According to Jones et al. (2003), product-specific impulse buying is result of product
involvement and impulse buying tendencies of the shopper. Han et al., (1991) studied
impulse buying of fashion clothing’s and found variety of patterns such as pure, reminded,
emotional, and fashion-oriented impulse. Fashion-oriented impulse is stimulated by new
fashion styles and brands which drive consumers to impulse buying. Park et al, (2006) found
that fashion involvement affected fashion-oriented impulse buying when shopping.

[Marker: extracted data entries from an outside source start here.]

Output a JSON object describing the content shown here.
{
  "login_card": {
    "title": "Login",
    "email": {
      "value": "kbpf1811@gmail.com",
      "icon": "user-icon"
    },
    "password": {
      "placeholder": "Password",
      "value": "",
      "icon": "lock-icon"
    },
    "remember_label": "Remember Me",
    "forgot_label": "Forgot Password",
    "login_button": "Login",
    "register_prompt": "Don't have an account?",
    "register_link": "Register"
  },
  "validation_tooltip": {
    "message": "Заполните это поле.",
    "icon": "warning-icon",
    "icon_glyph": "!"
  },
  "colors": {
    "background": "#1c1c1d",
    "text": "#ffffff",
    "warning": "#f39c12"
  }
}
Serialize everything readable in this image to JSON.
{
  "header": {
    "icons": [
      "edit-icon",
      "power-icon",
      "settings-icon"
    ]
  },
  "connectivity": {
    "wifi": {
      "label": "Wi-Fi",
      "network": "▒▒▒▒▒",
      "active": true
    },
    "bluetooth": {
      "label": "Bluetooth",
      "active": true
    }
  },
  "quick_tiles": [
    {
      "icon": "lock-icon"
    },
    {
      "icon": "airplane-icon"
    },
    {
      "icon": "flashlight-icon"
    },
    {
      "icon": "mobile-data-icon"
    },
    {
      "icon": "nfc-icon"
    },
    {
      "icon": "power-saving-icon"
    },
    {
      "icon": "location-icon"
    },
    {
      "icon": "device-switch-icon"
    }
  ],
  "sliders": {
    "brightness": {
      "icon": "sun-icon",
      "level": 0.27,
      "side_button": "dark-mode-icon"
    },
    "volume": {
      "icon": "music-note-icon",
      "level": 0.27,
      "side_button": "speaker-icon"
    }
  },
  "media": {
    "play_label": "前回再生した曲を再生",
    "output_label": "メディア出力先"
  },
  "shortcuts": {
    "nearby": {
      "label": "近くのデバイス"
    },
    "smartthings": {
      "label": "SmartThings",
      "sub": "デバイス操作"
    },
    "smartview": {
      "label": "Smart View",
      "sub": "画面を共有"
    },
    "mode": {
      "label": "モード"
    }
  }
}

Experiential products such as apparels have symbolic meanings and are purchased
impulsively because of emotional preferences of shoppers. Tauber (1972) suggested that
characteristics of the apparel itself, such as colour or style that are incorporated into store
displays may influence the likelihood of impulse buying.
Demographic and Socio Cultural Factors
Kollat and Willett (1967) found that the characteristics of consumers and their demographics
influence the impulse purchasing. Local market conditions and various cultural forces could
also impact the way consumer; go for impulse purchasing (Vohs and Faber, 2007).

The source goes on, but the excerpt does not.